You won’t need telling that we are in a bear market. The growth stocks that I follow are mostly in free fall. The signs of bottoming out I thought I was seeing have proved illusory. This bear market is still in full flood and could easily get worse before it gets better. For the first time we are hearing talk of recession and this is not a Covid-inspired recession this is a real old fashioned, inflation and interest rates, driven recession. It is like a rerun of Jaws. Just when you thought the beast was dead for ever he comes roaring out of the water.
Markets are oversold so we could see a bounce any time. We often do when I write anything bearish but my indicators are pointing down across the board. My new favourite indicator is the balance of shares in the QV table looking bullish versus those looking bearish. Subscribers will recall that it was this balance which made me turn bearish on 6 December 2021, a stance that was reiterated on 6 January 2022.
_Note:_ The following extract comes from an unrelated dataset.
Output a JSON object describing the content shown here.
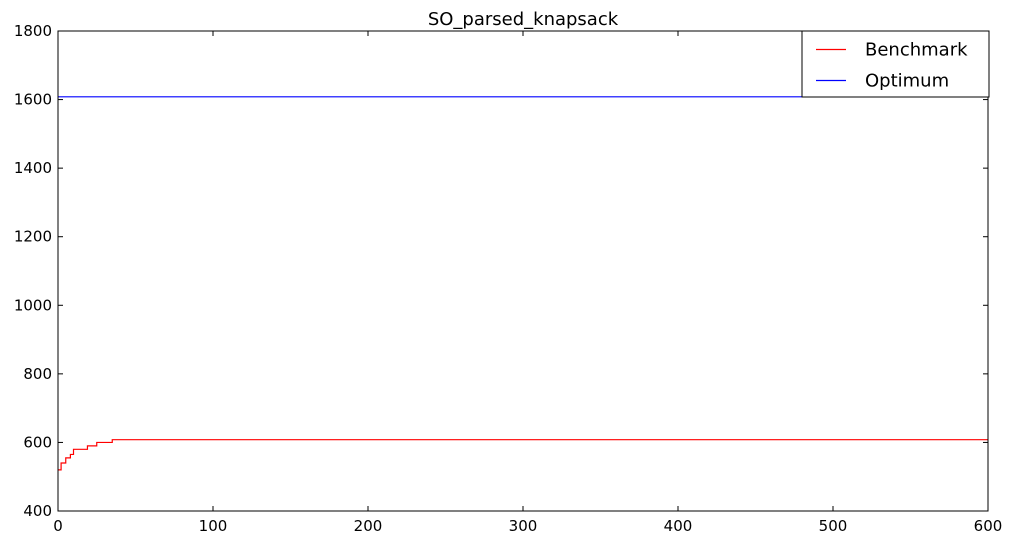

I have slightly reformulated my way of making this assessment. I look for shares which I call Unequivocally Bullish v those which are Unequivocally Bearish. Annoyingly the initials are the same for both. In my latest run through, before today’s plunge, there were 37 UBUs (bullish) v 231 UBEs (bearish) and a handful of stocks in neutral. It is very hard to recommend shares to buy in the face of this weakness. If I didn’t have a publishing schedule I would just go away, keep watching my indicators and come back when the good times return.
In this kind of market even the shares that look unequivocally bullish find it hard to make progress and. may just be holdouts that are going to crack in the end. It is like the famous joke about bear markets that when police raid the brothels they take all the girls.
My Coppock indicators are in free fall. There is nothing going up. Almost all the ETFs I follow apart from contra indicators like oil and gold are plummeting. The cyber security security ETFs are hanging in there helping by stunning sector fundamentals but in bear markets even stunning fundamentals may not stop shares from falling.
I listened to a TED talk with Elon Musk. I didn’t realise that he suffers from Aspergers which is a kind of autism. He really is one weird, unusual guy. This may explain his slightly robotic way of speaking. He is obviously clever and he still has incredibly exciting plans for Tesla. His latest one is robots. There are two key issues with autonomous driving – vision and artificial intelligence. Humans can drive cars because. they can see and they have intelligence so we need to replicate that in digital form for cars to drive themselves. But, once we do, if we give it legs instead of wheels we have robots and Musk thinks that business is going to be huge, bigger than cars and maybe coming sooner than you think.